Creating accounts only makes sense when not using OpenID Connect for authentication. If OpenID Connect is used for authentication, then accounts need not and must not be created manually. They will be created dynamically the first time a user logs in and authenticates successfully with the OpenID Connect authentication server.
Account Creation Form
Figure 2. Account Creation Form
Account Creation - Password constraints
Figure 3. Account Creation - Password constraints

The password must contain at least 5 characters.

Account Creation - Password must be confirmed
Figure 4. Account Creation - Password confirmation

The confirmed password must be identical to the first password.

Once the form is ready, the 'Create account' button is enabled unless some fields are incorrect. Click on the 'Create account' button to create the new account.

once created, an account cannot be deleted. This is on purpose to keep track of the user’s contributions. However, an account that is no longer relevant can be disabled by the server administrator.
Account Creation Ready
Figure 5. Account Creation ready to be submitted

On successful creation user is redirected to the accounts list page. Newly created accounts are automatically enabled and assigned a Viewer role (see Account Roles for more details about roles).

1.1.2. Account Roles

Several roles can be assigned to a user, each one giving access to a set of permissions:

  • Viewer allows to:

    • consult the accessible projects

  • Contributor includes Viewer permissions and allows to:

    • publish Capella models to the Publication For Capella server and update models from the server

    • create OSLC links

    • create Baselines

  • Administrator includes Contributor permissions and allows to:

    • manage Organizations

    • manage Projects

    • manage Teams

    • delete Baselines

  • Server Administrator allows to:

    • manage Accounts

    • manage Licenses

    • manage Consumers and Friends

    • reload default configurations: OSLC linking, Explorer filters

These roles will restrict the access levels users can be granted on projects using teams (See [teams-mngt]).

To assign a role to an account, click on the dropdown menu in the role column and select the roles to assign.

Account Role Setting
Figure 6. Account Role Setting
An account cannot change its own role. It must be achieved by another Server Administrator.

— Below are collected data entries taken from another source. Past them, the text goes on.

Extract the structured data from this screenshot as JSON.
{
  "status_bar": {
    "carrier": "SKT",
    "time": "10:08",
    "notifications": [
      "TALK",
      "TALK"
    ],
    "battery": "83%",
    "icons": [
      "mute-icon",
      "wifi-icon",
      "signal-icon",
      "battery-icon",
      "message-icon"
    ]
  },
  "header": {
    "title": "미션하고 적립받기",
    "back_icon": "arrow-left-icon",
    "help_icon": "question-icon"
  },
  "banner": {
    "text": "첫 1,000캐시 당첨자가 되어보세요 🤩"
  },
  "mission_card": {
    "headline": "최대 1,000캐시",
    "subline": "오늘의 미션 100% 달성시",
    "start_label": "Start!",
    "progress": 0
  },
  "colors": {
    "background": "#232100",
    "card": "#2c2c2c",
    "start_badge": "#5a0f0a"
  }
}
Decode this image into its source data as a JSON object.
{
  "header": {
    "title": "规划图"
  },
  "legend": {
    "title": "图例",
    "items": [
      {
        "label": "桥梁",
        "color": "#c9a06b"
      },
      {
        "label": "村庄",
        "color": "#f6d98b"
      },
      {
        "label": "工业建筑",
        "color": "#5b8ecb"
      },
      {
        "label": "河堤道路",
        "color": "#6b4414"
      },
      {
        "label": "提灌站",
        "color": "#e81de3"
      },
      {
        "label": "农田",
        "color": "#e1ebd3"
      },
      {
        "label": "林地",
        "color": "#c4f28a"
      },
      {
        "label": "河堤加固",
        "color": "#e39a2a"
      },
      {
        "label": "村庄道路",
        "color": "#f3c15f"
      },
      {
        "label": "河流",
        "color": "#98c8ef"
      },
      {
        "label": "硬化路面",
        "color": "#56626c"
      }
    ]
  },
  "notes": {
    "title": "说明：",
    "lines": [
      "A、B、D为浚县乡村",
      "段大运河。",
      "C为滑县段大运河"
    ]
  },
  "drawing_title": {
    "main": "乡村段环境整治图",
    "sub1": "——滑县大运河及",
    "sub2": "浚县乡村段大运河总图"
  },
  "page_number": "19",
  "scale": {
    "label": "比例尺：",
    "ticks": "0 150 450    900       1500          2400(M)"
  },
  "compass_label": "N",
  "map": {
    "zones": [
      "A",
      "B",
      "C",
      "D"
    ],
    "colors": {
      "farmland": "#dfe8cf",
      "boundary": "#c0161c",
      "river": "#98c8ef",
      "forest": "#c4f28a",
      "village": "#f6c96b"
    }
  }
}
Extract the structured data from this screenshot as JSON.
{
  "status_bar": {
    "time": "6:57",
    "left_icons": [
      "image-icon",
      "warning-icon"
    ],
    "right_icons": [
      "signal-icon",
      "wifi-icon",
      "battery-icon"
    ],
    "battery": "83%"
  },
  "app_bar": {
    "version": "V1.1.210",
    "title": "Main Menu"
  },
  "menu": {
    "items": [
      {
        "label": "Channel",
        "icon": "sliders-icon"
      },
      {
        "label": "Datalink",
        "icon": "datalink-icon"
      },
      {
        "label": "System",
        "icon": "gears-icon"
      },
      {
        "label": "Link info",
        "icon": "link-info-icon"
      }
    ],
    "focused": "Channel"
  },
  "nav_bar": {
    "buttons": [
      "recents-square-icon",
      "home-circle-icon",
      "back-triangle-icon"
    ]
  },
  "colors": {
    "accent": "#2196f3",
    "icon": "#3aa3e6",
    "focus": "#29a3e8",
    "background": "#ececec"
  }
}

When setting a new role for an account, a license token of the same roles is automatically assigned to the account, as long as valid license tokens of that role are available. See Licenses Management for more details.

If an account has a role that does not match a valid license token, the role will not be effective.

1.1.3. Account Enablement

Each account can be enabled or disabled thanks to the enable/disable action in the accounts list.

Account Disable Action
Figure 7. Account Disable Action

Newly created accounts are enabled by default. When a user account is disabled, the corresponding user will not be able to login anymore but the account is still present and can be re-enabled by an administrator at a later date.

Disabling a user account will only have an effect the next time the user tries to login, but it will not immediately invalidate the user’s session if the user is connected.
If OpenID Connect is used, the user account should also be disabled in the OpenID Connect authentication server.

1.2. Account Details Page

Account Details
Figure 8. Account Details

The 'Account Details' page displays the roles granted to the account, if any.

It also proposes the following actions:

  • Reset Password;

  • Transfer Ownership.

1.2.1. Resetting Account Password

The admin user can reset the password of any user account (including his own) that is configured to use username/password credentials.

Resetting the password of accounts configured to login with OpenID Connect is an operation that must be performed in the OpenID Connect Authentication Tool, not in Publication For Capella. Attempting to reset the password of such an account in Publication For Capella will raise an error message and have no effect.

Click on the 'Reset Password' button.

Reset Password
Figure 9. Reset Password

Enter the desired password, confirm it in the second text box, and click on 'Reset Password' to confirm.

The 'Reset Password' button is only active if the two password match.

The new password is active immediately and will be checked on the next login attempts of the user. However, if the user is currently logged in, they will not be required to verify their password until their session expires or they logout.

1.2.2. Transferring Ownership

Users can own projects or teams.

The recommendation is to handle projects and teams through organizations but users can own projects or teams outside an organization. This chapter is only applicable in this particular case where a user owns projects and teams.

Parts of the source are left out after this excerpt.